Ah, the wheel. It’s been around for thousands of years, yet we’re always trying to find a way to perfect it. While a wheel has always been the same in principle–round, it has continuously been modified to fit certain purposes. Bikes are a perfect example of this, especially when it comes to cheating the wind.

Most folks would probably agree that a thick mountain bike wheel with lots of spokes and wide tires isn’t as aerodynamic as a narrow road wheel with fewer spokes and skinny tires. That is basic, common sense if you know anything about aerodynamics.  However, subtle differences in wheel aerodynamics are just that…subtle. A seasoned triathlete or cyclist knows that a disc wheel in the back makes you faster. Have you ever seen Lance Armstrong time trial without a disc wheel in back?  However, what’s the best front wheel. There are lots to chose from and it’s difficult to understand why one person uses one over another. OK, so maybe you don’t have a ton of money and can afford one front wheel, but let’s say you have your choice of any on the market. What do you do?

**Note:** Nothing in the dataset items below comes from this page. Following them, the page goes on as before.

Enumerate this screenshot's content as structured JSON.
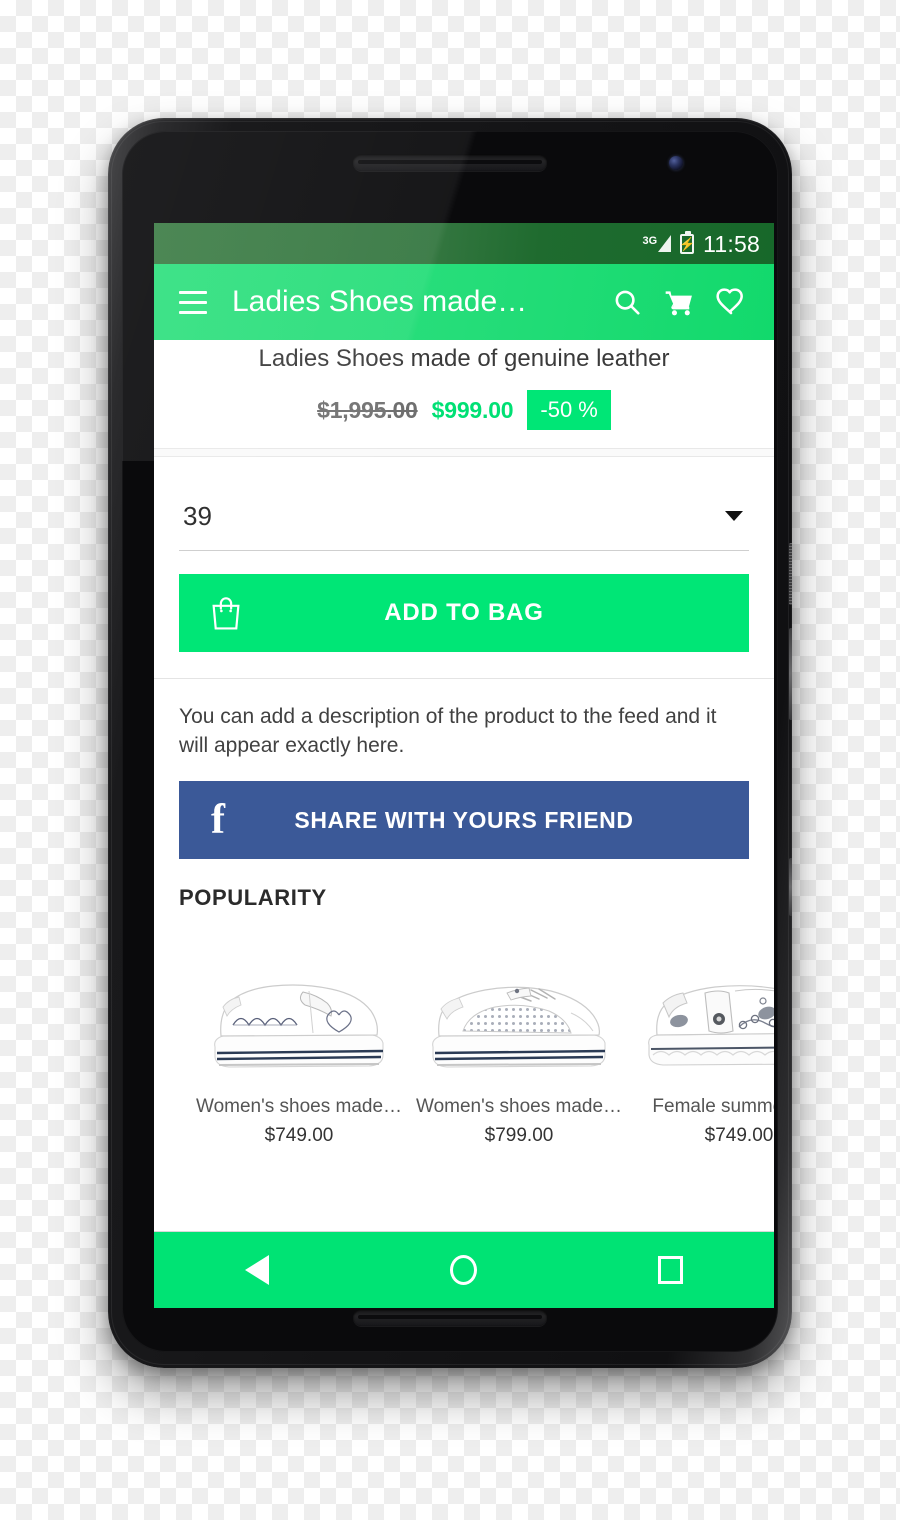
{
  "status_bar": {
    "network_label": "3G",
    "signal_icon": "signal-bars-icon",
    "battery_icon": "battery-charging-icon",
    "time": "11:58"
  },
  "app_bar": {
    "menu_icon": "hamburger-menu-icon",
    "title": "Ladies Shoes made…",
    "search_icon": "search-icon",
    "cart_icon": "shopping-cart-icon",
    "favorite_icon": "heart-outline-icon",
    "background_color": "#25dd79"
  },
  "product": {
    "name": "Ladies Shoes made of genuine leather",
    "old_price": "$1,995.00",
    "new_price": "$999.00",
    "discount_badge": "-50 %",
    "discount_color": "#00e676",
    "price_color": "#00e074"
  },
  "size_selector": {
    "value": "39",
    "dropdown_icon": "chevron-down-icon"
  },
  "add_to_bag": {
    "label": "ADD TO BAG",
    "icon": "shopping-bag-icon",
    "color": "#00e676"
  },
  "description": {
    "text": "You can add a description of the product to the feed and it will appear exactly here."
  },
  "share": {
    "label": "SHARE WITH YOURS FRIEND",
    "icon": "facebook-icon",
    "color": "#3b5998"
  },
  "popularity": {
    "title": "POPULARITY",
    "products": [
      {
        "title": "Women's shoes made…",
        "price": "$749.00",
        "image": "white-platform-slip-on-sneaker"
      },
      {
        "title": "Women's shoes made…",
        "price": "$799.00",
        "image": "white-perforated-platform-sneaker"
      },
      {
        "title": "Female summer sho",
        "price": "$749.00",
        "image": "white-cutout-summer-shoe"
      }
    ]
  },
  "nav_bar": {
    "back_icon": "back-triangle-icon",
    "home_icon": "home-circle-icon",
    "recents_icon": "recents-square-icon",
    "color": "#00e374"
  }
}
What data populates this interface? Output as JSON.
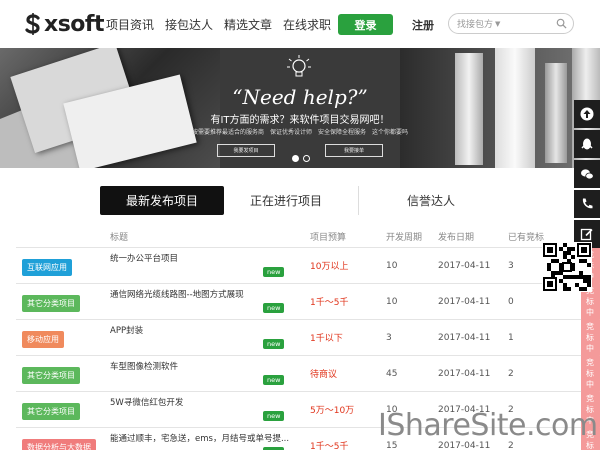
{
  "header": {
    "logo_text": "xsoft",
    "nav": [
      "项目资讯",
      "接包达人",
      "精选文章",
      "在线求职"
    ],
    "login_label": "登录",
    "register_label": "注册",
    "search_placeholder": "找接包方"
  },
  "banner": {
    "title": "“Need help?”",
    "subtitle": "有IT方面的需求？来软件项目交易网吧！",
    "tags": [
      "按需要推荐最适合的服务商",
      "保证优秀设计师",
      "安全保障全程服务",
      "这个你都要吗"
    ],
    "buttons": [
      "我要发项目",
      "我要接单"
    ],
    "slide_count": 2,
    "active_slide": 1
  },
  "tabs": [
    "最新发布项目",
    "正在进行项目",
    "信誉达人"
  ],
  "active_tab": 0,
  "table": {
    "headers": [
      "标题",
      "项目预算",
      "开发周期",
      "发布日期",
      "已有竞标"
    ],
    "rows": [
      {
        "category": "互联网应用",
        "cat_color": "#1fa0d8",
        "title": "统一办公平台项目",
        "new": "new",
        "budget": "10万以上",
        "cycle": "10",
        "date": "2017-04-11",
        "bids": "3",
        "status": "竞标中"
      },
      {
        "category": "其它分类项目",
        "cat_color": "#5cb85c",
        "title": "通信网络光缆线路图--地图方式展现",
        "new": "new",
        "budget": "1千～5千",
        "cycle": "10",
        "date": "2017-04-11",
        "bids": "0",
        "status": "竞标中"
      },
      {
        "category": "移动应用",
        "cat_color": "#f08a5d",
        "title": "APP封装",
        "new": "new",
        "budget": "1千以下",
        "cycle": "3",
        "date": "2017-04-11",
        "bids": "1",
        "status": "竞标中"
      },
      {
        "category": "其它分类项目",
        "cat_color": "#5cb85c",
        "title": "车型图像检测软件",
        "new": "new",
        "budget": "待商议",
        "cycle": "45",
        "date": "2017-04-11",
        "bids": "2",
        "status": "竞标中"
      },
      {
        "category": "其它分类项目",
        "cat_color": "#5cb85c",
        "title": "5W寻微信红包开发",
        "new": "new",
        "budget": "5万～10万",
        "cycle": "10",
        "date": "2017-04-11",
        "bids": "2",
        "status": "竞标中"
      },
      {
        "category": "数据分析与大数据",
        "cat_color": "#f07c7c",
        "title": "能通过顺丰，宅急送，ems，月结号或单号提...",
        "new": "new",
        "budget": "1千～5千",
        "cycle": "15",
        "date": "2017-04-11",
        "bids": "2",
        "status": "竞标中"
      }
    ]
  },
  "side_toolbar": [
    "arrow-up-icon",
    "qq-icon",
    "wechat-icon",
    "phone-icon",
    "edit-icon"
  ],
  "watermark": "IShareSite.com"
}
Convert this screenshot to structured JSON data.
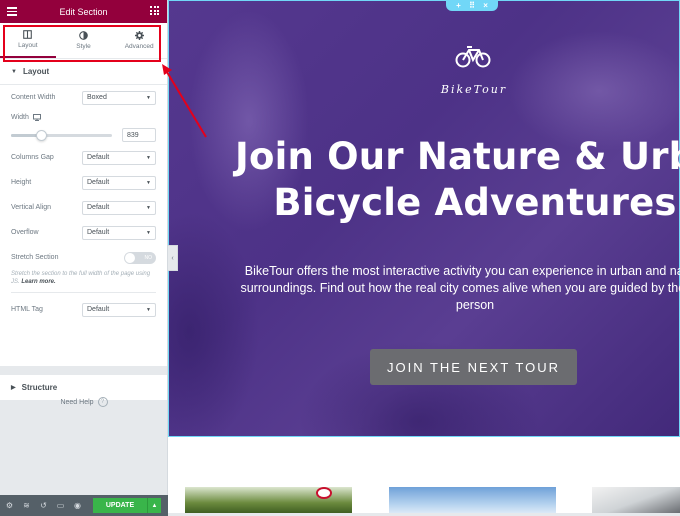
{
  "panel": {
    "title": "Edit Section",
    "tabs": [
      {
        "label": "Layout",
        "icon": "layout-icon",
        "active": true
      },
      {
        "label": "Style",
        "icon": "style-icon",
        "active": false
      },
      {
        "label": "Advanced",
        "icon": "gear-icon",
        "active": false
      }
    ],
    "layout_section": {
      "title": "Layout",
      "content_width": {
        "label": "Content Width",
        "value": "Boxed"
      },
      "width": {
        "label": "Width",
        "value": "839",
        "slider_fraction": 0.3
      },
      "columns_gap": {
        "label": "Columns Gap",
        "value": "Default"
      },
      "height": {
        "label": "Height",
        "value": "Default"
      },
      "vertical_align": {
        "label": "Vertical Align",
        "value": "Default"
      },
      "overflow": {
        "label": "Overflow",
        "value": "Default"
      },
      "stretch_section": {
        "label": "Stretch Section",
        "toggle_text": "NO",
        "note": "Stretch the section to the full width of the page using JS.",
        "note_link": "Learn more."
      },
      "html_tag": {
        "label": "HTML Tag",
        "value": "Default"
      }
    },
    "structure_section": {
      "title": "Structure"
    },
    "need_help": "Need Help",
    "footer": {
      "update_label": "UPDATE"
    }
  },
  "canvas": {
    "brand": "BikeTour",
    "headline_line1": "Join Our Nature & Urban",
    "headline_line2": "Bicycle Adventures",
    "subtext_line1": "BikeTour offers the most interactive activity you can experience in urban and nature",
    "subtext_line2": "surroundings. Find out how the real city comes alive when you are guided by the real",
    "subtext_line3": "person",
    "cta_label": "JOIN THE NEXT TOUR"
  },
  "colors": {
    "panel_header": "#93003c",
    "highlight_box": "#e4001b",
    "update_button": "#39b54a",
    "section_border": "#71d7f7",
    "cta_button": "#6b6c70"
  }
}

I’ll use Hed wheels as an example. Steve Hed is a aerodynamics guru who got into the cycling game back in the days when Duran Duran was still topping the charts. His company has always been at the forefront (and often battling with the likes of Zipp) of creating the most cutting edge aerodynamic wheels. My cycling team–XXX Racing/Athletico–is fortunate to have Hed Cycling as a sponsor so we’re able to race on some of the best wheels around (just like the HTC-Columbia professional cycling team).

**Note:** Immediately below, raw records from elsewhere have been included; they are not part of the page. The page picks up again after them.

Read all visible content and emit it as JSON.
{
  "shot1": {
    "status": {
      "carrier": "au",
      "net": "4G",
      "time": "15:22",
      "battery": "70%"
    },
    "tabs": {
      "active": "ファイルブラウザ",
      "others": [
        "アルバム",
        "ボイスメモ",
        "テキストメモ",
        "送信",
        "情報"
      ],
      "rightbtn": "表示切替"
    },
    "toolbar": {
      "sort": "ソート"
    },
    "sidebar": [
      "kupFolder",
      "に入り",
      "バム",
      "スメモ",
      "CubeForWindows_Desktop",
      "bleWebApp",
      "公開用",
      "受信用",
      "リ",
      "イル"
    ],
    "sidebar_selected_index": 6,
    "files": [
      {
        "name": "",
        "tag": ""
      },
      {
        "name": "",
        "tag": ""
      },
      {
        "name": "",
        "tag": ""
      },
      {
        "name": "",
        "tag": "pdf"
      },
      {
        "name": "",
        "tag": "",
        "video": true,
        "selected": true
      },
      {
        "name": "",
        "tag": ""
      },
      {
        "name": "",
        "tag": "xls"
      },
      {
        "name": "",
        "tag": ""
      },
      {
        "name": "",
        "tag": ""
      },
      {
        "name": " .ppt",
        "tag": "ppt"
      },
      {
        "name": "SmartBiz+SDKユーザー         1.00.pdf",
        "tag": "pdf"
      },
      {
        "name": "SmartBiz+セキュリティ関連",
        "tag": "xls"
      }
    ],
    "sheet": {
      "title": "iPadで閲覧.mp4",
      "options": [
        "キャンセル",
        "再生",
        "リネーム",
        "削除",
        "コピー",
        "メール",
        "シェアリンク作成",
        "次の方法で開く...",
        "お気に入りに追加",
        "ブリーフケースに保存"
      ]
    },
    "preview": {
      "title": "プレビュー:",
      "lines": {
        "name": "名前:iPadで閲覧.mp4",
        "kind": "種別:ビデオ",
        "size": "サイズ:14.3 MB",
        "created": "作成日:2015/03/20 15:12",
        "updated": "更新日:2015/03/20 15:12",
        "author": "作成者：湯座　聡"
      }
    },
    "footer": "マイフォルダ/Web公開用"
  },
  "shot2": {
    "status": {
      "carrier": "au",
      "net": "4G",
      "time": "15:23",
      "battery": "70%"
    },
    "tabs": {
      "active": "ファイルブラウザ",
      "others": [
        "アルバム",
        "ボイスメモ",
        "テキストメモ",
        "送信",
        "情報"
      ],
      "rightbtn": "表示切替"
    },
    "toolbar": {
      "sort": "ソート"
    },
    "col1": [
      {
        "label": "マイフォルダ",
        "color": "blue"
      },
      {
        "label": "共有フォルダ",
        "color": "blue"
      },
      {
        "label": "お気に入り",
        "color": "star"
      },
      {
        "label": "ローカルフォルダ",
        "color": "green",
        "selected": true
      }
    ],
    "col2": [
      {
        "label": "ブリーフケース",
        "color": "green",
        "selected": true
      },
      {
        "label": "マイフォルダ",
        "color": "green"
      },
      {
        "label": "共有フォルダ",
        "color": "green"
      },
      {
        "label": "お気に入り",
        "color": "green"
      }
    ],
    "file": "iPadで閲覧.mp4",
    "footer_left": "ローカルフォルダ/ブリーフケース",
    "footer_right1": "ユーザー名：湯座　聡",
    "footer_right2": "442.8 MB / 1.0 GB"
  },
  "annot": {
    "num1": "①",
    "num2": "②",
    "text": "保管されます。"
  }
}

One of the most staple Hed wheels has been the trispoke, also know as the H3 or H3C. The shape is unmistakable and looks very different than traditional spoked wheels. Over time, Hed has also experimented with wheels with different rim depths and thicknesses. As I mentioned above, a disc wheel is the most aerodynamic, but can make controlling a bike very difficult when used as a front wheel (it can actually help make the bike more stable when used in the rear). Thus, the goal is to find the most aerodynamic wheel in the front, while allowing the rider to adequately control the bike.

Hed has created an Apparent Wind Calculator to help you decide which wheel to use. You input wind speed/direction and rider speed/direction and it determines the actual wind force that the rider will be facing, as well as the yaw angle.  I’ll show you a couple of examples below.

Above iss an aerodynamic chart comparing a Hed Stinger Disc, Stinger 9, H3C, and a Zipp 404. The lower the number the better, because that means less drag. Theoretically, a negative number would “push” a rider along.

Our first scenario above has a rider heading North at 25 MPH. He is experiencing a 7 MPH wind out of the WNW. At this speed and direction, he is experiencing 27.8 MPH of wind resistance with at a yaw angle of -14.2 degrees. So, should he use a Stinger 9 or a H3C Using the chart above, it seems as if the Stinger 9 would be the best choice. Although the H3C isn’t bad, he would actually be experiencing negative drag in this situation with the Stinger 9. Thus, I’d vote for the Stinger 9 in this situation.

Now, let’s look at more windy conditions.  In the second scenario above, the rider is still traveling North at 25 MPH with a WNW wind, however, now the wind is 15 MPH. This means that the wind resistance has picked up slightly at 32.4 MPH, but the yaw angle has increased dramatically to -26.6 MPH. Using the Hed aerodynamics chart, the H3C looks better as the performance of the Stinger 9 gets worse at larger yaw angles. Thus, I’d vote for the H3C in this situation.

I’m lucky enough to own both of these wheels. I usually go with the Stinger 9 when wind conditions are <10 MPH and the H3C when the wind is >10 MPH. When choosing wheels, it’s also important to consider road conditions, tire width, pressure, etc. However, you can see how choosing a wheel based on aerodynamics is a smart–if not “Hed to Hed”–decision.